Go to content

4 proste praktyki, które pomogą ci nauczyć się naprawdę żyć chwilą

żyć chwilą
fot. Julia Avamotive/Unsplash

„Po prostu bądź obecna”. „Żyj chwilą”. To rady, które słyszysz i widzisz wszędzie. I prawdopodobnie często sama je sobie powtarzasz, ponieważ te słowa pozwalają się skoncentrować na tym, co teraz. Uważność nie powinna być obowiązkiem i nigdy jej tak nie traktuj. Niech ci wejdzie w nawyk, naturalnie. Dasz radę go wypracować poprzez małe działania w ciągu dnia, rzeczy, które już robisz i które mogą ci się podobać – a nawet mogą cieszyć się bardziej i nauczą żyć chwilą.
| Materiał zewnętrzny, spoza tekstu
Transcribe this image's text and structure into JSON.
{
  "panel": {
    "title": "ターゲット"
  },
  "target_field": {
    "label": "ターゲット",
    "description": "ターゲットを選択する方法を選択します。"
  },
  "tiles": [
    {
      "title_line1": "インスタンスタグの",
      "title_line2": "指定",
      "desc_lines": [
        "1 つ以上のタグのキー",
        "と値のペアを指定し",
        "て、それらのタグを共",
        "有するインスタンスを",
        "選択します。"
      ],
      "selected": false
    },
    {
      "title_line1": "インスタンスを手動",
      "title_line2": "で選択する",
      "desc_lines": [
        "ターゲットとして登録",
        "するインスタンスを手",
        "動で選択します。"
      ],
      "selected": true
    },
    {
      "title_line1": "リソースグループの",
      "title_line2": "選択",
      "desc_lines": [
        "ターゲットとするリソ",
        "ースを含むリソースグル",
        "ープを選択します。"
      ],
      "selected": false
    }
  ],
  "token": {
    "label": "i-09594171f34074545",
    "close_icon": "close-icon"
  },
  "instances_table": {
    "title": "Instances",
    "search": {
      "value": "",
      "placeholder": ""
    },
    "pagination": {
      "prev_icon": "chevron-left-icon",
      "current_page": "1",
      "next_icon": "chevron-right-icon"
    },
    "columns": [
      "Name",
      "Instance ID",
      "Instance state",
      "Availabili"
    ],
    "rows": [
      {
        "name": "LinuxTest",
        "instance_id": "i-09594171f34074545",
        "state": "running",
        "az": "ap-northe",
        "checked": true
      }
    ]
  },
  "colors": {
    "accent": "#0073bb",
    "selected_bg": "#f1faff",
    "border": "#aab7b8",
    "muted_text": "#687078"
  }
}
Oto kilka sposobów, aby nauczyć się żyć chwilą

Przy porannej kawie

Dobrze jest uczyć się żyć chwilą poprzez nawyki, które już masz. Te dobre. Kawa jest łatwa, ponieważ istnieją konkretne kroki, na których należy się skupić. Celem, według Salzberga, jest doświadczenie wszystkich komponentów bez żadnych dodatkowych zakłóceń – bez SMS-ów, bez e-maili, bez rozmów telefonicznych, bez bezmyślnego scrollowania Instagrama.

Fot. iStock

Poczuj zapach składników. Poczuj filiżankę. Właściwie smakuj kawę. Możesz też spróbować takiego ćwiczenia: zrób to wszystko, ale używając innej niż zwykle ręki, różnych przyborów lub innego kubka. Wszystko, co odciąga cię od działania na autopilocie, będzie tu ok. Na początku może się to wydawać dziwne. Twój umysł może błądzić. Nie poddawaj się, w końcu się przełamie. To świetny sposób na trenowanie uważności.

Pod prysznicem

Wzięcie prysznica to kolejne idealne miejsce do ćwiczeń życia chwilą. To kolejny codzienny rytuał, który umieszcza cię w odizolowanej przestrzeni, zwykle bez żadnych przerw. I angażuje wiele zmysłów. Zobacz i poczuj wodę. Poczuj zapach mydła i szamponu. Posłuchaj, jak woda uderza w płytki, jak w wannę, czy ścianki prysznica, jak niesie się głos. Możesz przyjąć to samo ustrukturyzowane podejście do mycia zębów, a zmiana rąk to kolejny sposób na ćwiczenie uważności.

Fot. iStock/vadimguzhva

Jedną z korzyści jest to, że jest to ustawienie o niskiej stymulacji, które pomaga poczuć się tu i teraz. Tak więc, kiedy atakuje cię nagle jakaś chaotyczna sytuacja, taka jak napad złości, jesteś rozgrzana, słyszysz szum, poradzisz sobie. Nie stanie się to natychmiast, ale nie o to chodzi. To nie jest wyścig. To nie jest test. To tylko praktyka.

Często  podczas spaceru jesteśmy jakby w innym świecie – nasze myśli są wiecznie zaprzątnięte codziennością, a jeśli nie, to na pewno w uszach mamy słuchawki, z których sączy się muzyka, czy podcast. Albo rozmawiamy przez telefon. Nie zwracamy na to większej uwagi. Zamiast tego poczuj, jak twoje ciało porusza się w przestrzeni. Pomyśl o swoich stopach na ziemi, to zawsze dobry sposób, aby się uziemić. Zwróć uwagę na domy, kwiaty, drzewa i spójrz w górę, aby w końcu zauważyć drugie piętra i dachy. W tym stanie mogą pojawić się spostrzeżenia i kreatywność.

W czasie medytacji

To klasyczne zalecenie może być odpychające, ponieważ brzmi tak, jakby wymagało mnóstwa czasu. Cóż, faktycznie musisz być nieruchoma, ale Salzberg mówi, że wystarczy 12 minut dziennie, ale pięć lub 10 może również zdziałać cuda. Możesz użyć słów jako skupienia, ale twój oddech jest prostszy, bo zawsze jest z tobą. Po prostu zwróć uwagę na to, że wchodzi i wychodzi, a kiedy odpłyniesz, przypomnij sobie, aby do niego wrócić.